Second, the state needs to strengthen the mandate to consider alternatives to conservatorship. Some have argued Spear’s conservatorship is not concerning because, until recently, she wasn’t objecting to it. Indeed, in my research, I found that as many as three-fourths of LPS conservatees do not contest their conservatorship, even though they frequently involve forced medication and months spent in a locked psychiatric facility.

But it’s hard to know whether people consent to conservatorship because they actually accept curtailing their rights, or just because they know they need help. It takes a dedicated, trained, and independent lawyer to assess this and to consider if that help could instead come through a less-restrictive Psychiatric Advance Directive or Shared Decision-Making framework. We should remember that the most important alternative for many non-celebrity conservatees would be a robust public system of voluntary mental health services and supported housing.

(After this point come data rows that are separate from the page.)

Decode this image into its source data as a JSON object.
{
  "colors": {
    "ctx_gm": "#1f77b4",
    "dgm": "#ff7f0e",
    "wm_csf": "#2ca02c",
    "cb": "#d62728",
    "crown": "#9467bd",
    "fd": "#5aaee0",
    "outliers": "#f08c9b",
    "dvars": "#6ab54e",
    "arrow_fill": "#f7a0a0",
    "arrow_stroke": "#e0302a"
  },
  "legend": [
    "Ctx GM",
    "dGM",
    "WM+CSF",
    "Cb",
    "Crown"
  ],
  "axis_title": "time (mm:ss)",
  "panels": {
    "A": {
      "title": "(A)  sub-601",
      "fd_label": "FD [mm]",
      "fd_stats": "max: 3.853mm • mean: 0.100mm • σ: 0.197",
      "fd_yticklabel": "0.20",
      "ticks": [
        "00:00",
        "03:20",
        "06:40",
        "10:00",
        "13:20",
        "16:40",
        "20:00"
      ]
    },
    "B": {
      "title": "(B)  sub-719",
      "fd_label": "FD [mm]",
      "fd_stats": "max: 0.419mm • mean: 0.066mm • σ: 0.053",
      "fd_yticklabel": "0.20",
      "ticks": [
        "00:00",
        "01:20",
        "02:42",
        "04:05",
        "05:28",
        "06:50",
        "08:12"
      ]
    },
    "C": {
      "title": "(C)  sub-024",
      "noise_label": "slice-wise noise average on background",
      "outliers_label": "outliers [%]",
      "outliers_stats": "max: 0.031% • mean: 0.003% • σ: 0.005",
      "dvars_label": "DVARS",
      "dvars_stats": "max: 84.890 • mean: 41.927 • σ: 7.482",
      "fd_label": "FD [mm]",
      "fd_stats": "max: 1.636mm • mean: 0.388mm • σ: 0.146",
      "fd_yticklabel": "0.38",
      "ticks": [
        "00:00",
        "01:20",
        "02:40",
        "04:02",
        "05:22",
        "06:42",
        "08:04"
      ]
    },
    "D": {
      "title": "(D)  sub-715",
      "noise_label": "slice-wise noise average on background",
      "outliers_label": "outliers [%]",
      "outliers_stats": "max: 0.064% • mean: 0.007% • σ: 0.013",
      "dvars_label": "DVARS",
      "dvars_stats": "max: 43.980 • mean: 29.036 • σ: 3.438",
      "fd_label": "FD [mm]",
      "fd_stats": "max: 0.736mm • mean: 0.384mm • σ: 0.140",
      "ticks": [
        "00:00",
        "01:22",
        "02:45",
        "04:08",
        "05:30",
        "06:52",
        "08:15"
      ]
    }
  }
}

Finally, reforms to conservatorship should strengthen independent oversight of the system. State government used to have an office in charge of regulating conservatorship and other kinds of involuntary mental health treatment. It closed in 2012. Now we don’t even have reliable data on how many people are conserved, for how long, and with what results.

Conservatees need another layer of protection beyond the courts. Multiple judges and conservators I spoke to were bewildered at how the court investigator in Spears’ case determined she lacked capacity to manage her affairs. Probate investigations should be conducted by the county Public Guardian, an agency independent of the courts which already handles LPS cases. A better-funded Public Guardian’s office could also proactively seek conservatorships for people in the public mental health system for whom all other options have been tried—like the children of the families I interviewed.

Britney Spears’ case has brought welcome attention to problems in California’s conservatorship system. Would the reforms I am proposing “Free Britney”? Maybe not. But it would give us confidence that the system is operating in her best interest—and the best interests of the thousands of extremely vulnerable Californians who don’t have a movement protesting for them.